L’article que j’ai rédigé en 2009 s’inscrit dans une série de travaux sur les entretiens de groupe (EG) qui ont fait l’objet d’un colloque en 2007 et dont on peut retrouver les textes dans deux numéros de la revue Recherches qualitatives (volume 29, numéro 3 en 2011 et volume 29, numéro 1 en 2010). Durant toute cette période, il faut mentionner que l’ARQ avait tenu des ateliers de formation sur ce dispositif, qu’un foisonnement de pratiques émergeait et que les EG étaient enseignés dans les cours à l’université. À cette époque, je soulignais que le dispositif, développé et modifié par Merton et Lazarsfeld (nombreuses variations du focus, par exemple), s’était graduellement étendu, et sans trop de résistances ou de critiques, au domaine de la recherche qualitative.
Relecture ou regard neuf?
Puis-je parler d’un regard neuf sur mes propos? Disons une relecture parfois amusée, parfois avec un recul étonné en considérant le déploiement auquel nous avons assisté depuis et la qualité des travaux de recherche menés au Québec.

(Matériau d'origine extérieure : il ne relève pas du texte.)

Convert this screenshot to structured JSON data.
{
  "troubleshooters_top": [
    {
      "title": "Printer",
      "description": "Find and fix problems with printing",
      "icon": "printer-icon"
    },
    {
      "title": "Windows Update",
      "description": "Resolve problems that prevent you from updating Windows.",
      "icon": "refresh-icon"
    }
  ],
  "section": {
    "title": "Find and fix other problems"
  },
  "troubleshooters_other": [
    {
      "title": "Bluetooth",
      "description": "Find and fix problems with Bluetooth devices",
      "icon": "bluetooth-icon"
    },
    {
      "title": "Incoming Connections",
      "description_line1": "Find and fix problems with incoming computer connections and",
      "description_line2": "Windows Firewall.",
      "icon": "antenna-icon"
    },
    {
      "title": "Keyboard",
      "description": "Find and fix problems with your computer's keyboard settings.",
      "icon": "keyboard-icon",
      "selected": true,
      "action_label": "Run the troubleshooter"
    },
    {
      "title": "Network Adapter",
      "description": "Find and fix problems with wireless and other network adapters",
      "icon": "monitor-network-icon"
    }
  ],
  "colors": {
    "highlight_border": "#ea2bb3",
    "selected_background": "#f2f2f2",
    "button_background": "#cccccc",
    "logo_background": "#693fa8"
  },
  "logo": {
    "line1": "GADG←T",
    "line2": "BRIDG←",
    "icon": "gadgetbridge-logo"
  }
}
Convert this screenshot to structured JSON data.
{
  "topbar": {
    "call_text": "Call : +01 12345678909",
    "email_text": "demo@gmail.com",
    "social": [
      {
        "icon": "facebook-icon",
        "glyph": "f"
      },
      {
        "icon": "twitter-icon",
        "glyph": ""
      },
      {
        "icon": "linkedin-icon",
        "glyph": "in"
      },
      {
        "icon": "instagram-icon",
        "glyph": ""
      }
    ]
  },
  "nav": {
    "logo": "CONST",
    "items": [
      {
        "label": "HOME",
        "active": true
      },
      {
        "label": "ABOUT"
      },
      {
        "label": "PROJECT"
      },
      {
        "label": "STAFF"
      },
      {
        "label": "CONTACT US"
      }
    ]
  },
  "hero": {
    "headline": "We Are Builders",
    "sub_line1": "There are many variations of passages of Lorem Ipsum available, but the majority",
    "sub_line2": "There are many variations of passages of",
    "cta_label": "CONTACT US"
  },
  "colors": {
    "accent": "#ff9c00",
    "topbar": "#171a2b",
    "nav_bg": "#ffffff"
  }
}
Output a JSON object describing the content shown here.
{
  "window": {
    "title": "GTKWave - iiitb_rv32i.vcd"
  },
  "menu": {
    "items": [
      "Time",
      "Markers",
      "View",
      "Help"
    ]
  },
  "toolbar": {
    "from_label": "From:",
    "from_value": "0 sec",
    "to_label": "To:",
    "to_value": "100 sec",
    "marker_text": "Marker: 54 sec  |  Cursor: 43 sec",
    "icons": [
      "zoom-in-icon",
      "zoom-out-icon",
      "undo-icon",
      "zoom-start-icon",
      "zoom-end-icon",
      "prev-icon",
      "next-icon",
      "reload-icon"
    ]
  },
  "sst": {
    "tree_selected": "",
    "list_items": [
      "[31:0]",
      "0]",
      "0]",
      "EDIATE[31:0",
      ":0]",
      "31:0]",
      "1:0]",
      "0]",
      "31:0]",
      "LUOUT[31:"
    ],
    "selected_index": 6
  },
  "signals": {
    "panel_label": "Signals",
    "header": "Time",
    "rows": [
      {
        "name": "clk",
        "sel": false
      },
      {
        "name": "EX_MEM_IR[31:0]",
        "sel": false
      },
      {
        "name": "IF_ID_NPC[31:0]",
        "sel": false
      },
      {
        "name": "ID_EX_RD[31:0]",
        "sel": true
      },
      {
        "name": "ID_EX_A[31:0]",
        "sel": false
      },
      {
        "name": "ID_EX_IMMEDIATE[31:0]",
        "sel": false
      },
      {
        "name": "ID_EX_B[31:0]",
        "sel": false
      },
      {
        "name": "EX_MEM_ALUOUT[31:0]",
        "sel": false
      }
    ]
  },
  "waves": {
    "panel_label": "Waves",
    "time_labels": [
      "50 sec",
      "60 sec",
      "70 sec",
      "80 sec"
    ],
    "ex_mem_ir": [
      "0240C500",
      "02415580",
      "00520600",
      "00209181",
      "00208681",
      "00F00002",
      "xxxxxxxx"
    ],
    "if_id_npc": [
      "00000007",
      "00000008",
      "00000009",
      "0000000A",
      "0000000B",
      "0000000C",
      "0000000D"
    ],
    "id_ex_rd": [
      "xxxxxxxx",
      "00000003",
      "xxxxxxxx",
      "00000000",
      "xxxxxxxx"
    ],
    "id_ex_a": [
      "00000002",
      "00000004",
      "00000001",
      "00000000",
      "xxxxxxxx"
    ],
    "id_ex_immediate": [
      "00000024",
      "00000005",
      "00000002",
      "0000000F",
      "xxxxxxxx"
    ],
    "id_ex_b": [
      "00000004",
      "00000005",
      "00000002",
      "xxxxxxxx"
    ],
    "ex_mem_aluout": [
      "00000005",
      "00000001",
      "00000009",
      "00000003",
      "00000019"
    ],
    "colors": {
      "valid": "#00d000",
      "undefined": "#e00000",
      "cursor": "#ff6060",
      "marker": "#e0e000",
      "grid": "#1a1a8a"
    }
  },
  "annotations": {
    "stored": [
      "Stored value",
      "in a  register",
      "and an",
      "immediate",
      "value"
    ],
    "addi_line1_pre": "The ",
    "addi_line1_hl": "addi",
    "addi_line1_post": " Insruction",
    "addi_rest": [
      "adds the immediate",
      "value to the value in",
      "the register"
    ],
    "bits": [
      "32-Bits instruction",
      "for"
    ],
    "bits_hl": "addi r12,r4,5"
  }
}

En parallèle à cette relecture, j’ai survolé les écrits depuis les cinq dernières années (thèses en français au Québec, articles dans la revue Recherches qualitatives). Une lecture de ces travaux fournit des balises pour contraster mes propos de l’époque.
La grande variété des types de recherche et l’usage de l’entretien de groupe
La lecture des numéros de la Revue parus au cours des cinq dernières années atteste d’une grande variété de recherches qualitatives et de dispositifs qui intègrent des groupes dans leur devis de recherche. Il est maintenant question de recherche participative, de recherche-intervention, de recherche collaborative; de nombreux dispositifs de collecte de données sont utilisés : par exemple, pour n’en citer que quelques-uns, les groupes de discussion, la photovoix, la photographie et les sosies font l’objet de descriptions de pratiques originales (voir à cet effet Dionne et al., 2022). Les articles démontrent que ces approches ont pris leur essor et ont développé leurs méthodologies propres tout en recourant aux échanges entre chercheur et participants à la recherche, et ce, dans de nombreux domaines et thématiques de recherche. Toutefois, je constate que le recours à l’EG seul est peu utilisé; on le retrouve surtout lorsqu’il est question de recherche-action, de recherche participative ou collaborative et dans les forums de discussion. Dans la plupart des cas, il est en complémentarité avec l’entretien individuel (surtout), comme je le constatais à l’époque et avant tout pour corroborer des propos (enfin selon les traces laissées dans l’article), relancer les échanges ou encore déterminer les thématiques discutées en entretien individuel. Les chercheurs mentionnent aussi l’utilisation d’un journal de bord (Boultif, 2017) qui vient appuyer l’observation ou de notes de terrain. Ainsi, le chercheur répond aux exigences de profondeur en évitant la répétitivité. Évidemment, les thèses consultées à partir de certains critères[1] précisent les modalités d’usage dans la présentation de la méthodologique, mais plusieurs permettent de voir que les participants et le chercheur agissent au cours de l’entretien pour construire ensemble les conditions qui facilitent l’émergence d’une intelligence collective.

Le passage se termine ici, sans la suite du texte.